There are many types of psychotherapy that are available for the treatment of major depressive disorder. Several reviews indicate that no type of psychotherapy is superior in effectiveness. Psychotherapy alone can be an effective treatment, but there is considerable evidence that psychotherapy combined with an antidepressant is superior to either psychotherapy alone or  antidepressants alone for treating major depressive disorder.

The effectiveness of psychotherapy appears to be associated with the number of sessions per week, with more sessions generally being more effective.

Electro-convulsive Therapy (ECT)

Electroconvulsive therapy (ECT) is considered to be an effective therapy for treatment-resistant depression, i.e., patients who have not responded to two drugs from a different class used for a sufficient length of time or patients who have not responded to four or more different therapeutic regimens.

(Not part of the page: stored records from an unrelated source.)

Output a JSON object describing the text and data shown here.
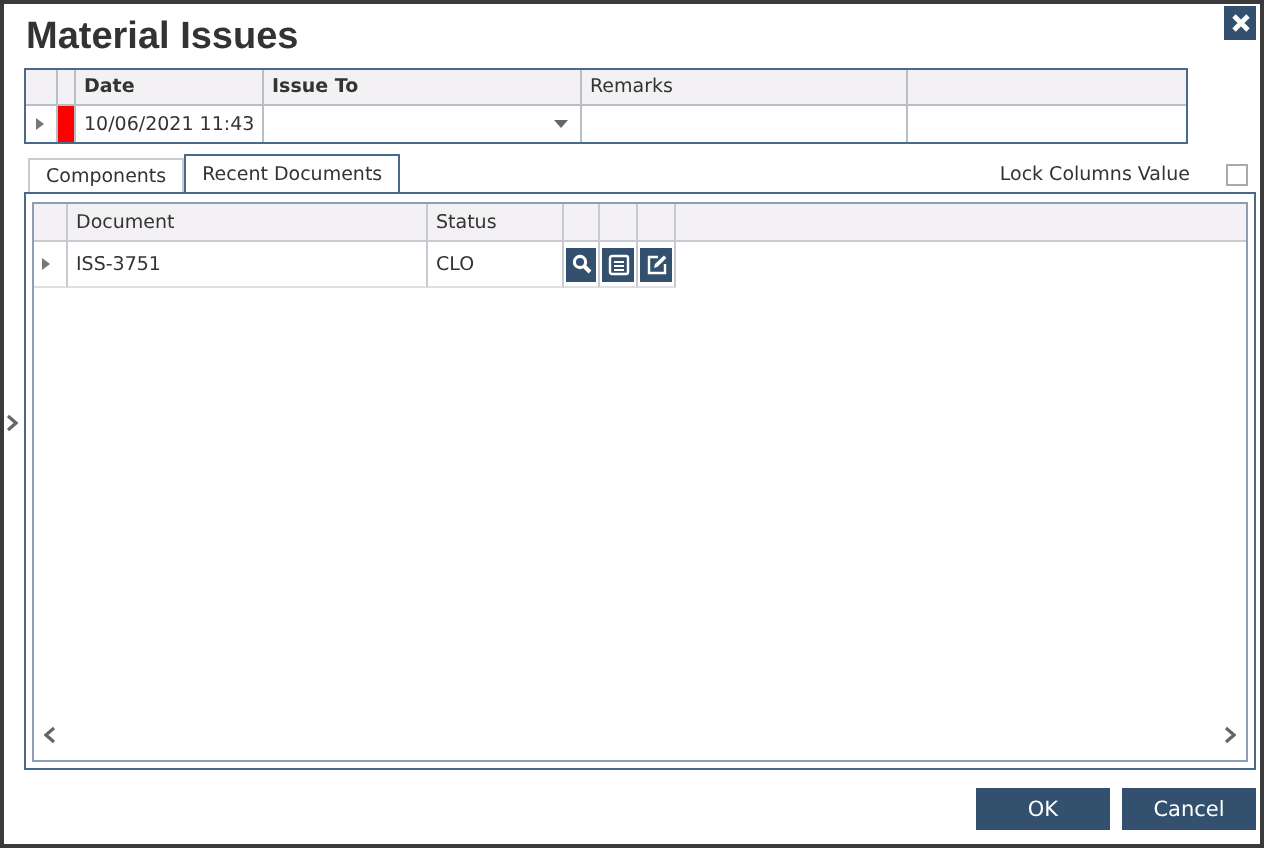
{
  "window": {
    "title": "Material Issues"
  },
  "header_grid": {
    "columns": [
      "Date",
      "Issue To",
      "Remarks"
    ],
    "rows": [
      {
        "date": "10/06/2021 11:43",
        "issue_to": "",
        "remarks": ""
      }
    ]
  },
  "tabs": [
    {
      "label": "Components",
      "selected": false
    },
    {
      "label": "Recent Documents",
      "selected": true
    }
  ],
  "lock_columns": {
    "label": "Lock Columns Value",
    "checked": false
  },
  "documents_grid": {
    "columns": [
      "Document",
      "Status"
    ],
    "rows": [
      {
        "document": "ISS-3751",
        "status": "CLO"
      }
    ]
  },
  "buttons": [
    "OK",
    "Cancel"
  ]
}
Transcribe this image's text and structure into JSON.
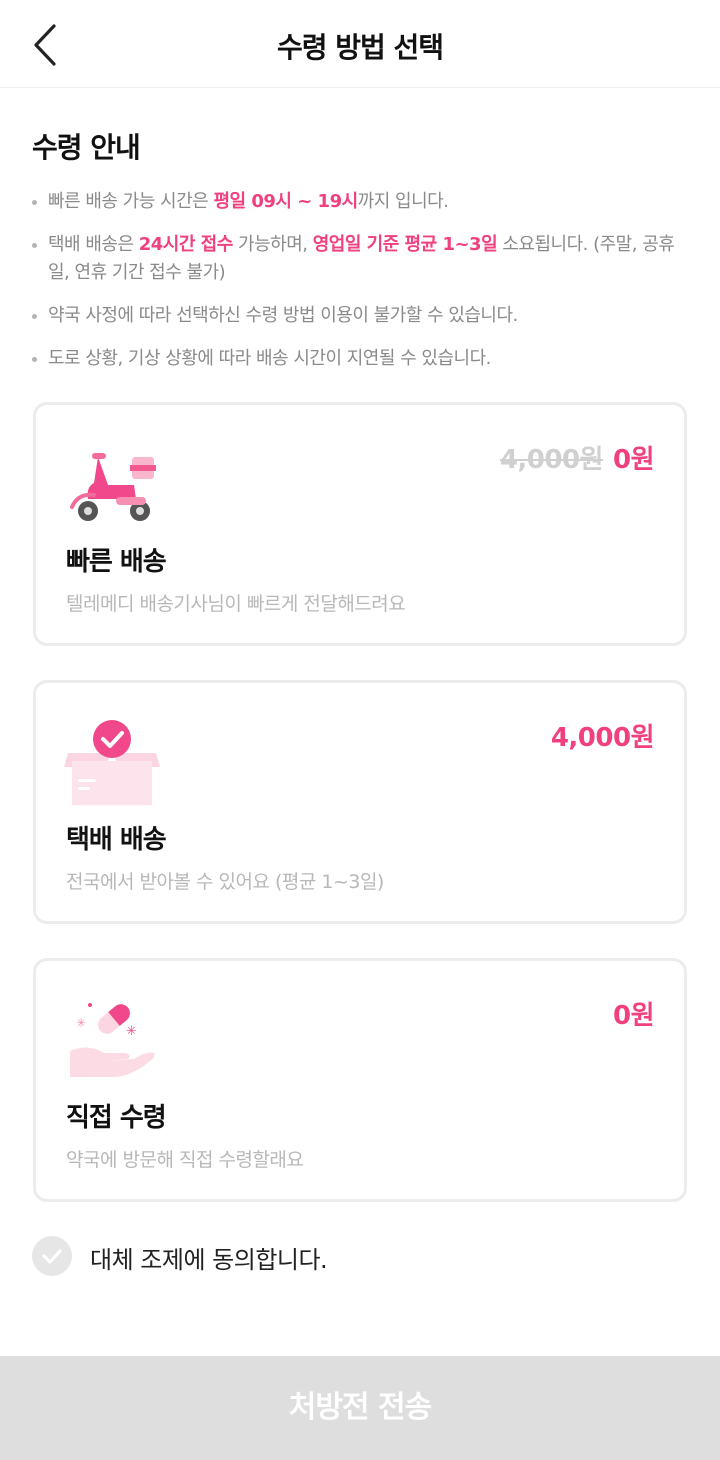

It can also be used for geriatric patients, patients who have depression and Parkinson’s disease, patients who have severe major depression those whose depression is accompanied by catatonia or psychotic features, or patients who have been, or may be non-compliant with medication regimens.

Electroconvulsive therapy has been shown to achieve a substantial remission rate, and a review of randomized controlled trials indicates that ECT combined with medications is superior to the use of medications alone for preventing relapse. Anterograde and retrograde memory deficits and other cognitive deficits are relatively common after ECT, but fortunately these are in most patients of short duration.